Yahoo Finance put together a list of 10 secrets about movie theaters, dropping some interesting factoids, including this justification for why concession snacks are so expensive:
Recessions com and go, but it seems concessions are here to stay. The average amount each customer spends at the candy stand keeps heading steadily upward, from $2.51 in 2004 to $3.09 in 2008. In fact, for major theater chains, concessions typically account for about a quarter of total revenue. So how is it that theaters get away with charging as much as $10.50 for a large popcorn and soda? First and foremost, movie concessions are a monopoly, since most theaters don’t allow patrons to bring in outside food or beverages. (It’s “not a requirement” to buy popcorn when you go to the movies, says Corcoran, of the National Association of Theater Owners. “People who want concessions can order them or not.”)

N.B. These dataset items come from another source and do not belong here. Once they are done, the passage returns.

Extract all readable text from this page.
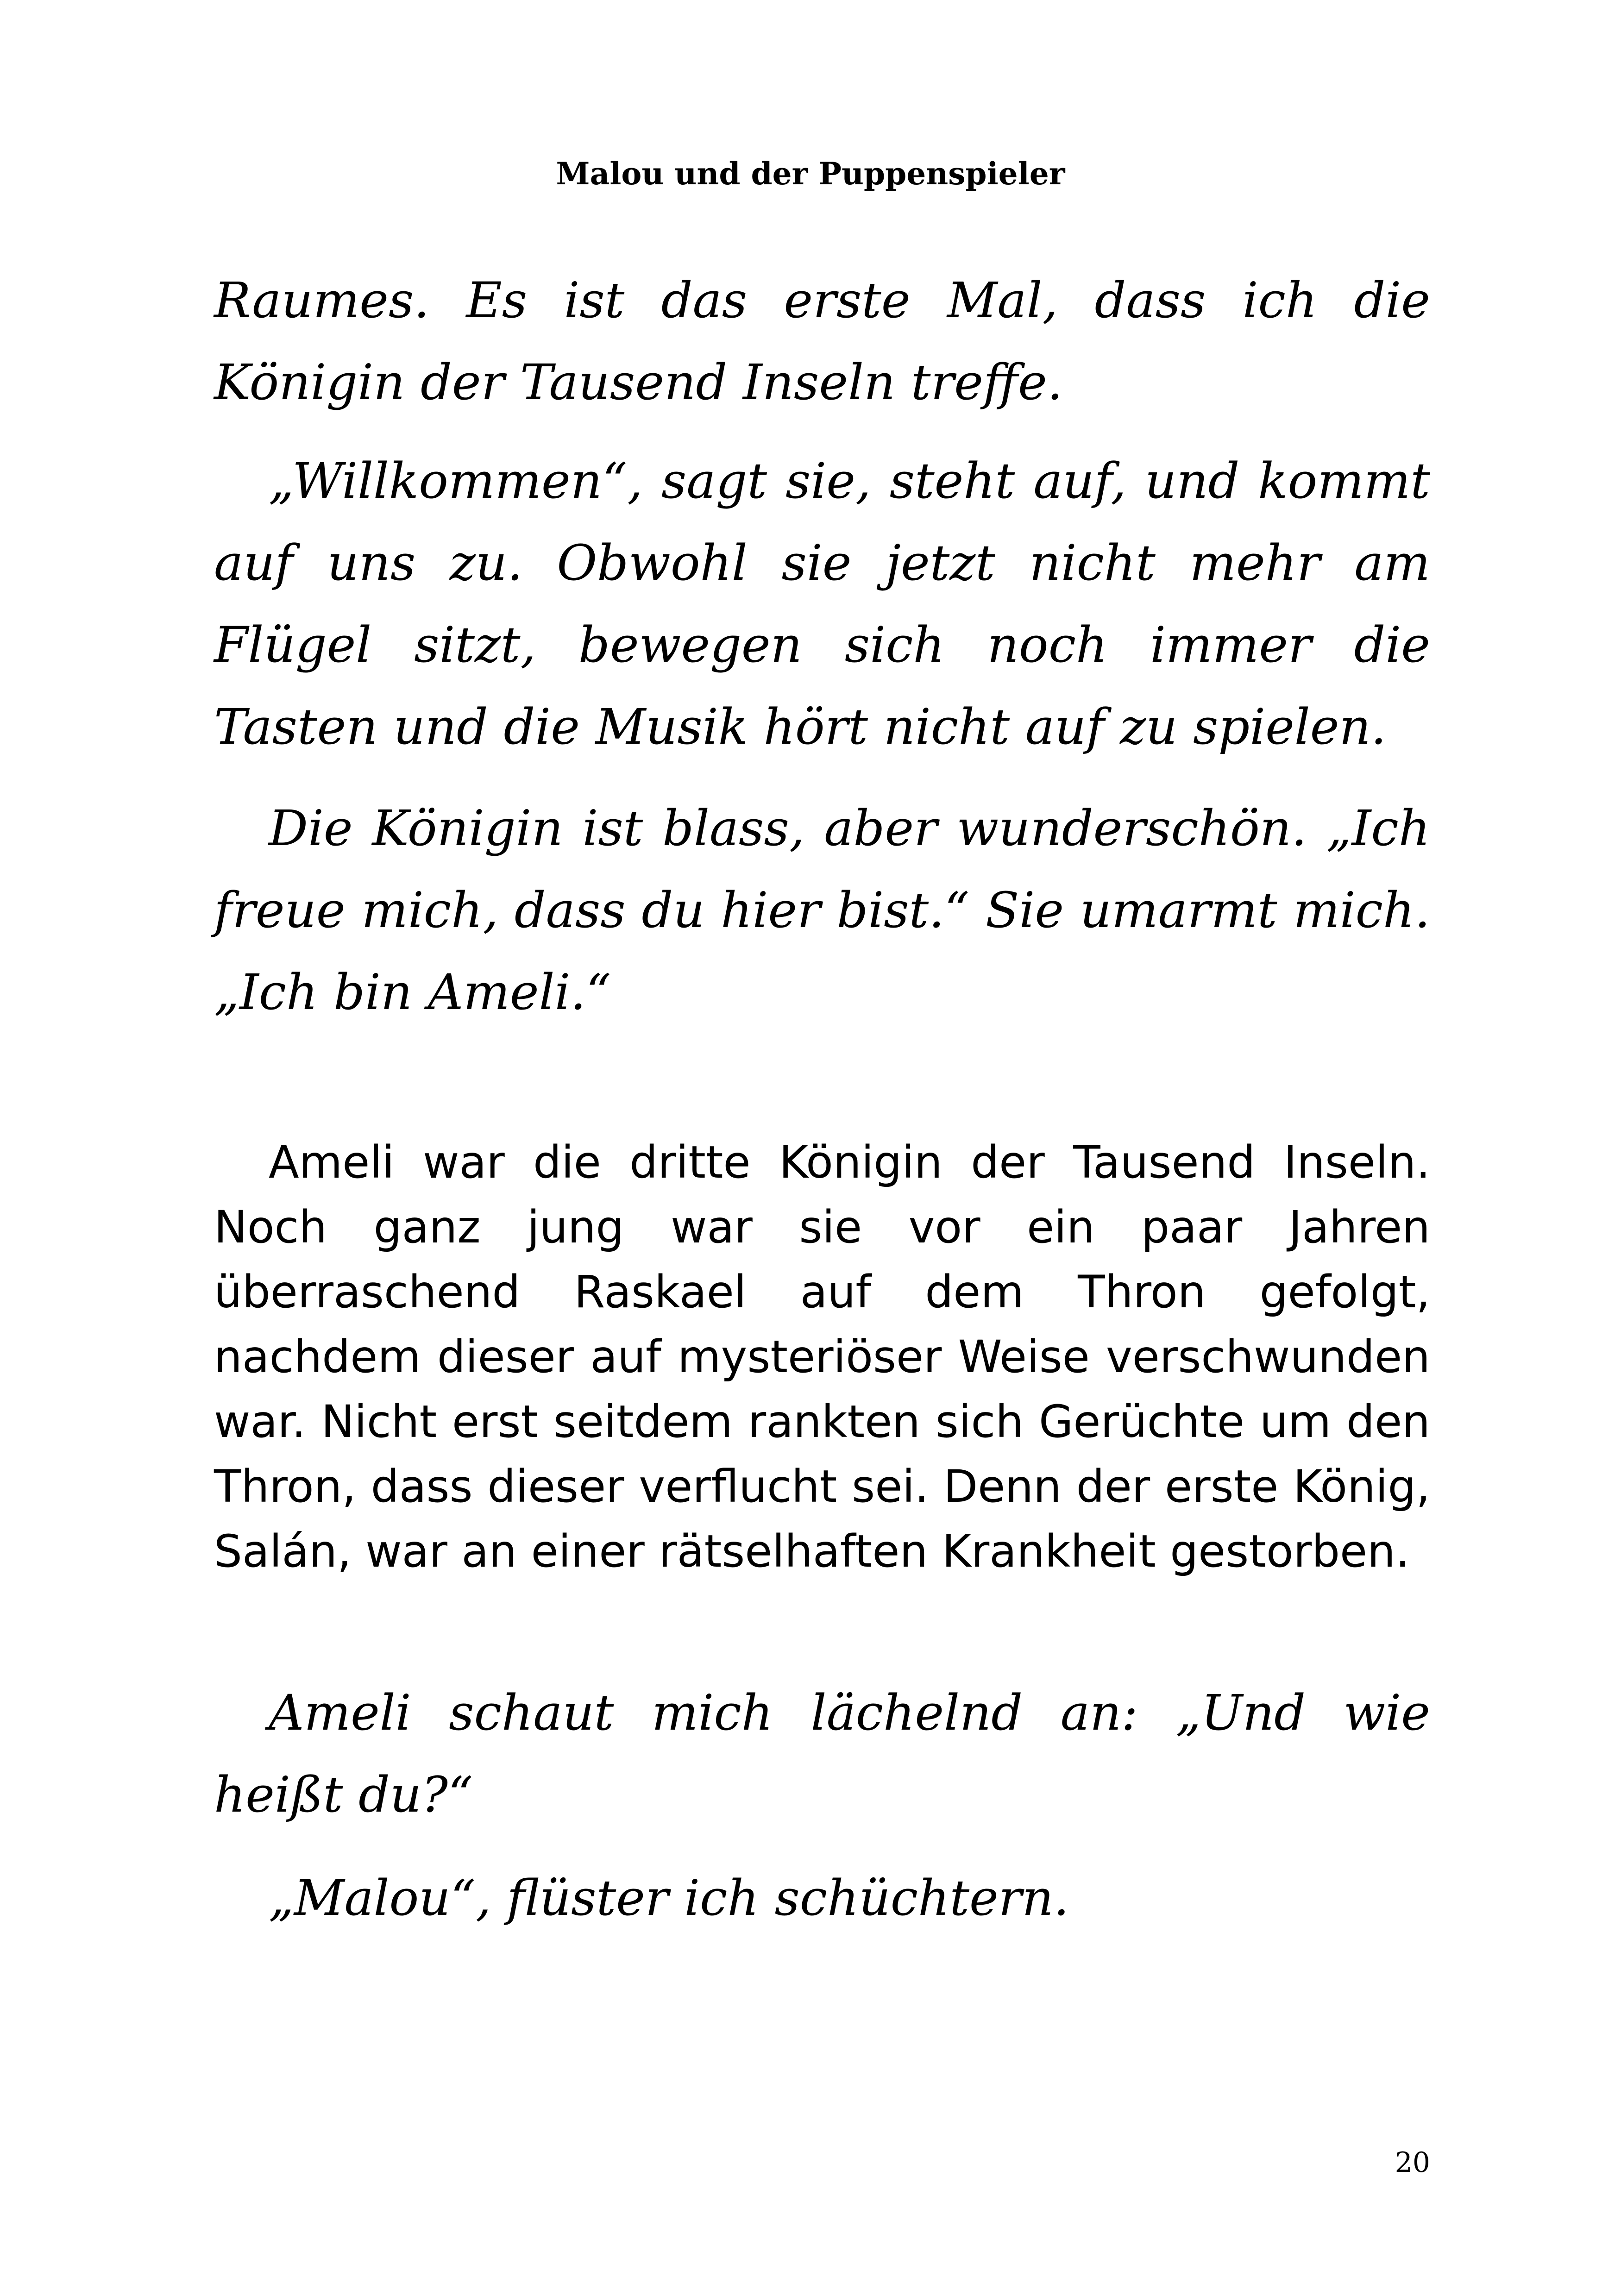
Malou und der Puppenspieler

Raumes. Es ist das erste Mal, dass ich die Königin der Tausend Inseln treffe.

„Willkommen“, sagt sie, steht auf, und kommt auf uns zu. Obwohl sie jetzt nicht mehr am Flügel sitzt, bewegen sich noch immer die Tasten und die Musik hört nicht auf zu spielen.

Die Königin ist blass, aber wunderschön. „Ich freue mich, dass du hier bist.“ Sie umarmt mich. „Ich bin Ameli.“

Ameli war die dritte Königin der Tausend Inseln. Noch ganz jung war sie vor ein paar Jahren überraschend Raskael auf dem Thron gefolgt, nachdem dieser auf mysteriöser Weise verschwunden war. Nicht erst seitdem rankten sich Gerüchte um den Thron, dass dieser verflucht sei. Denn der erste König, Salán, war an einer rätselhaften Krankheit gestorben.

Ameli schaut mich lächelnd an: „Und wie heißt du?“

„Malou“, flüster ich schüchtern.

20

But there’s also an important emotional component, says Richard McKenzie, professor of economics at the University of California-Irvine and the author of “Why Popcorn Costs So Much at the Movies.” When you buy Junior Mints or another favorite treat, you’re buying a piece of the moviegoing experience, along with “the opportunity to laugh with a crowd and everything else people go to the movies for,” McKenzie says.
Also explained in the post: The sound levels can be dangerously loud and theater owners draw a hefty revenue stream selling pre-film ads.
What do you find most annoying about watching movies in the theater?